Osaka in the summer?

Nope. This past weekend, I went to a small matsuri right here in New York city. It was part of the Howl Festival, which takes place in the Lower East Side of the Manhattan.

Matsuri are another one of those things which are quintessentially Japanese, and difficult to experience anywhere else. Whenever I talk to friends and family in Japan about matsuri, they invariably say the same thing: "Matsuri are the true Japan." I've written a few short stories where matsuri play a huge role; I've always loved them and usually try to find a matsuri to attend when I am in Japan.

The summer is also the peak season for matsuri in Japan, though there are some spectacular ones (scroll down) which occur in the darker times of the year. Because I spent so much time in Japan as a kid, I become very nostalgic for matsuri come summer. Most Japanese festivals in the States are more like cultural celebrations, and don't have the little details that you can experience in Japan, so it was such a pleasure to see so many people working together to try to create an authentic experience here in New York.

I loved seeing girls in yukatas. They were enormously popular this year in Japan, and the trend carried over to New York, where young families had also dressed up their children.

I saw some kids wandering around carrying little bags of goldfish, which is very, very traditional. I even put a goldfish scooping scene in one of my short stories. I didn't manage to get a picture of the fish, but I did spot this little pool with a child receiving a small water balloon, also very traditional.

Plastic masks are a must at any true matsuri. Note the Japanese and American cartoon characters embodied below!

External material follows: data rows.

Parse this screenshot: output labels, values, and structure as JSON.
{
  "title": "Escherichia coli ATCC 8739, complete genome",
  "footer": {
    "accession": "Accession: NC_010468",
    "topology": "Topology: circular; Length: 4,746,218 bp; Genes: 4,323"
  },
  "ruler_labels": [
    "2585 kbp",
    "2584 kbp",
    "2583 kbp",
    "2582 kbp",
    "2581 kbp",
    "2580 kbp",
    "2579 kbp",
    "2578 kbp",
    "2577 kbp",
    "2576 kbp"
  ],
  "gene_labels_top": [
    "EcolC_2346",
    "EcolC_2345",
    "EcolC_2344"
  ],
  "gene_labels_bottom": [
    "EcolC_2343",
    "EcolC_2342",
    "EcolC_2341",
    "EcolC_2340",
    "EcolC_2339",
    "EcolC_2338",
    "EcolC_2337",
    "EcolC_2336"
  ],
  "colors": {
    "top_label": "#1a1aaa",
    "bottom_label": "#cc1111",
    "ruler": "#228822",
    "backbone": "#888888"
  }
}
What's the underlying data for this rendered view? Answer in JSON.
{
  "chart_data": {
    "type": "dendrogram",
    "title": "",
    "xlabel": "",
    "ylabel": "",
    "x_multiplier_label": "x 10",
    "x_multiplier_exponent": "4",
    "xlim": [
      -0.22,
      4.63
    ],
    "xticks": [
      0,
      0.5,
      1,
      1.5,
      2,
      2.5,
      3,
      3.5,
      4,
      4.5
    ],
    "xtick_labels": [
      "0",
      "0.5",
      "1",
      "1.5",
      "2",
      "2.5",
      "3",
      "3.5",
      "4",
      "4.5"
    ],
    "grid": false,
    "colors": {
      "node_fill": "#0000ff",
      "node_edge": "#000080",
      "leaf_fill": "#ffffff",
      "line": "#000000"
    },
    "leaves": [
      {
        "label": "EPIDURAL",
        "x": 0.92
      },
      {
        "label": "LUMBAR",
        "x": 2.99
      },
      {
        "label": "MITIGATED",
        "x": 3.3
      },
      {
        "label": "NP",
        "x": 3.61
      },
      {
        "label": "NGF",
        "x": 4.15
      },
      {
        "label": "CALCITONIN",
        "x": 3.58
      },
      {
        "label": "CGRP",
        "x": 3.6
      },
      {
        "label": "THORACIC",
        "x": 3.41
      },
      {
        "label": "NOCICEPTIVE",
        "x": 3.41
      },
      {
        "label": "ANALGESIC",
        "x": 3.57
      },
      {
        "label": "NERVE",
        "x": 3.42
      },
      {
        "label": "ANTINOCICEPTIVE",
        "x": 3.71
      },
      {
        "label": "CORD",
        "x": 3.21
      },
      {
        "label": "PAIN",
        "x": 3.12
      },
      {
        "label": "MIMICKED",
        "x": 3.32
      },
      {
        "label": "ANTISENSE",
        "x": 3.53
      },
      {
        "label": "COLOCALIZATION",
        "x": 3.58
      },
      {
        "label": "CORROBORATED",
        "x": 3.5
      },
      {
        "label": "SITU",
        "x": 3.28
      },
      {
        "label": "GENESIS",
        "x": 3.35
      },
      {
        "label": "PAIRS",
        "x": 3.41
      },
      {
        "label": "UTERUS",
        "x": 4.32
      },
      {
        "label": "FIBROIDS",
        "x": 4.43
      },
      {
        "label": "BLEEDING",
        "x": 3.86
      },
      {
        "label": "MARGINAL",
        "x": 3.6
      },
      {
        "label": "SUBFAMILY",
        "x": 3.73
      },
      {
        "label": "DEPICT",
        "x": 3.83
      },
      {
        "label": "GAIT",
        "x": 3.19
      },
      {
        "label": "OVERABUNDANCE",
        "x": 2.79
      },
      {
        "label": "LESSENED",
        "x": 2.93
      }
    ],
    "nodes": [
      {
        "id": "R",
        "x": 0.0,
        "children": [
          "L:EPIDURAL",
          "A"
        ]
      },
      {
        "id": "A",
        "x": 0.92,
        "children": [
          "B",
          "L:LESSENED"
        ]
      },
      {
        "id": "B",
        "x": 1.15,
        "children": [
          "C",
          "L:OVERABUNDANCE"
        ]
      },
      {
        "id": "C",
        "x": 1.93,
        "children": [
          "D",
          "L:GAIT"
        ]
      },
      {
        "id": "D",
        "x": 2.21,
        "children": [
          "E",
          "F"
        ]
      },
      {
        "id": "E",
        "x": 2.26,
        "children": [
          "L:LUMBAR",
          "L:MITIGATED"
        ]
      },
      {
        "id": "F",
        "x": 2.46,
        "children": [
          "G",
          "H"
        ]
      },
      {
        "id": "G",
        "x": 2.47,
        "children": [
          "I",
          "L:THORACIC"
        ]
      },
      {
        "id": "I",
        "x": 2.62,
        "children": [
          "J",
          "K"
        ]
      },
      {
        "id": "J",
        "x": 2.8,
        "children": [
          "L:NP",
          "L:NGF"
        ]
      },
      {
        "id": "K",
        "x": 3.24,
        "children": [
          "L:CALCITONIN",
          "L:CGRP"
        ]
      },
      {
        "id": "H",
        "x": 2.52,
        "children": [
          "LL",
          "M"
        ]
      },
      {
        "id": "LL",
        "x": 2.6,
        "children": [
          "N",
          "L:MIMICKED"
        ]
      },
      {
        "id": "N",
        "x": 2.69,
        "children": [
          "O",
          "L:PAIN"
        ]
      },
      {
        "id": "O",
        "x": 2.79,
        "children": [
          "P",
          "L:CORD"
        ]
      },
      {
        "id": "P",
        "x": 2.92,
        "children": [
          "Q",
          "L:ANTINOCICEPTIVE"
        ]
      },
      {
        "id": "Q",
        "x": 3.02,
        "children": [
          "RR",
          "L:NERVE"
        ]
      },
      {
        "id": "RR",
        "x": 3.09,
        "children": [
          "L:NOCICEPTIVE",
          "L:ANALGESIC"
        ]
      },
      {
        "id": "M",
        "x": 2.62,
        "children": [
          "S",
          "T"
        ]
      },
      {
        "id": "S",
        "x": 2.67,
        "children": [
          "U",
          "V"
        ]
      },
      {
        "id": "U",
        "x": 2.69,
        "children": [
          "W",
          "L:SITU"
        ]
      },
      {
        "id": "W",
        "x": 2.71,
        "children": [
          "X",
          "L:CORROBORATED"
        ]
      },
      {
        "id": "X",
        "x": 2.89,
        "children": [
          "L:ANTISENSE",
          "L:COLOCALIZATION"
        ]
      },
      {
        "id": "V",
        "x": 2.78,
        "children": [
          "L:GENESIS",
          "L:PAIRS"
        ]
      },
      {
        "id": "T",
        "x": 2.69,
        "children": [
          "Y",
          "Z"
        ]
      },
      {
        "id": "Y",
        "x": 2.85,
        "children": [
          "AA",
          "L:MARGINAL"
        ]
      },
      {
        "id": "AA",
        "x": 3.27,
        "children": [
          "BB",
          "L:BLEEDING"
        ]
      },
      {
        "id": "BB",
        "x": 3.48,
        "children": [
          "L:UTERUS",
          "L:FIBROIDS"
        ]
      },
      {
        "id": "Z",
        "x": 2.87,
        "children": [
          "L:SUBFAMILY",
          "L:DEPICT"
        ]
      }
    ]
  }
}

There were also a few non-traditional elements, like this craft table where kids learned origami. This really moved me -- I always like to see that someone has thought of things to entertain and educate kids at the same time.

And then there was the mikoshi!

The matsuri participants gamely paraded around this small version of mikoshi, and they certainly went at it with enthusiasm and energy.

Gordon and I ran into a mikoshi at the Gion matsuri earlier this summer, and were nearly knocked over by the wave of people whirling around in a circle.

Fortunately, we were standing behind a row of trees, and were able to avoid most of the danger, but you can see how scaled up these kinds of events become in Japan.

Now that the summer is ending, I'm trying to turn my attention to other seasonal things -- moon viewing, cooking with mushrooms and no more air-conditioning!